As industries glamorize the grind, the boundary between dedication and exploitation disappears. The result? A generation of professionals who conflate exhaustion with achievement and mistake loyalty for passion.
Reclaiming Passion on Your Terms
It doesn’t have to be this way. Passion isn’t inherently bad—it’s just been misused. The key is to separate genuine interest from blind devotion. The bottom line is: loving your work should enhance your life, not consume it. Passion should be empowering, not something employers weaponize to extract more from you.

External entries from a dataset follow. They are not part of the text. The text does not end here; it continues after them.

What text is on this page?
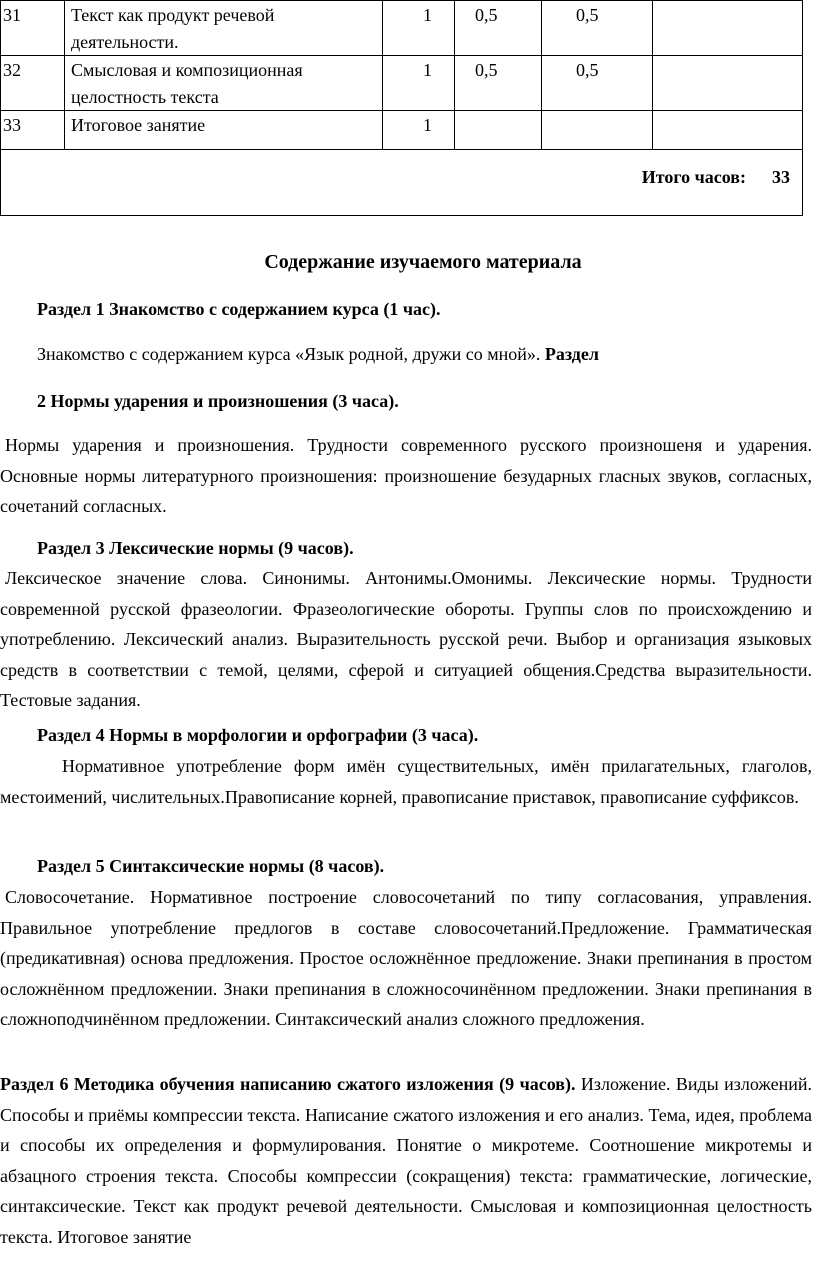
31	Текст как продукт речевой деятельности.	1	0,5	0,5	
32	Смысловая и композиционная целостность текста	1	0,5	0,5	
33	Итоговое занятие	1			
Итого часов: 33					
Содержание изучаемого материала
Раздел 1 Знакомство с содержанием курса (1 час).
Знакомство с содержанием курса «Язык родной, дружи со мной». Раздел
2 Нормы ударения и произношения (3 часа).
Нормы ударения и произношения. Трудности современного русского произношеня и ударения. Основные нормы литературного произношения: произношение безударных гласных звуков, согласных, сочетаний согласных.
Раздел 3 Лексические нормы (9 часов).
Лексическое значение слова. Синонимы. Антонимы.Омонимы. Лексические нормы. Трудности современной русской фразеологии. Фразеологические обороты. Группы слов по происхождению и употреблению. Лексический анализ. Выразительность русской речи. Выбор и организация языковых средств в соответствии с темой, целями, сферой и ситуацией общения.Средства выразительности. Тестовые задания.
Раздел 4 Нормы в морфологии и орфографии (3 часа).
Нормативное употребление форм имён существительных, имён прилагательных, глаголов, местоимений, числительных.Правописание корней, правописание приставок, правописание суффиксов.
Раздел 5 Синтаксические нормы (8 часов).
Словосочетание. Нормативное построение словосочетаний по типу согласования, управления. Правильное употребление предлогов в составе словосочетаний.Предложение. Грамматическая (предикативная) основа предложения. Простое осложнённое предложение. Знаки препинания в простом осложнённом предложении. Знаки препинания в сложносочинённом предложении. Знаки препинания в сложноподчинённом предложении. Синтаксический анализ сложного предложения.
Раздел 6 Методика обучения написанию сжатого изложения (9 часов). Изложение. Виды изложений. Способы и приёмы компрессии текста. Написание сжатого изложения и его анализ. Тема, идея, проблема и способы их определения и формулирования. Понятие о микротеме. Соотношение микротемы и абзацного строения текста. Способы компрессии (сокращения) текста: грамматические, логические, синтаксические. Текст как продукт речевой деятельности. Смысловая и композиционная целостность текста. Итоговое занятие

Start by redefining what passion means to you. Maybe it’s not about your job title, but about problem-solving, creativity, or helping others. When you see passion as a personal value instead of a professional obligation, you regain control. You can care deeply about your work without letting it define your worth.
Employees also need to normalize boundaries. Saying no, demanding fair pay, or prioritizing rest doesn’t make you less passionate—it makes you sustainable. True commitment doesn’t require self-sacrifice. It requires balance, respect, and mutual benefit.
Conclusion
Passion for the job was supposed to be a light—something that guided people toward meaningful work. Instead, it’s often used as a spotlight on workers expected to perform without question. The modern workplace has turned a beautiful idea into a manipulative standard, one that rewards sacrifice and punishes balance.
But passion doesn’t have to die—it just needs to be reclaimed. When you direct your energy toward roles that respect your time, compensate your effort, and value you as a whole person, passion becomes powerful again. The scam only works when people forget their worth. And once you remember it, no employer can use your passion against you.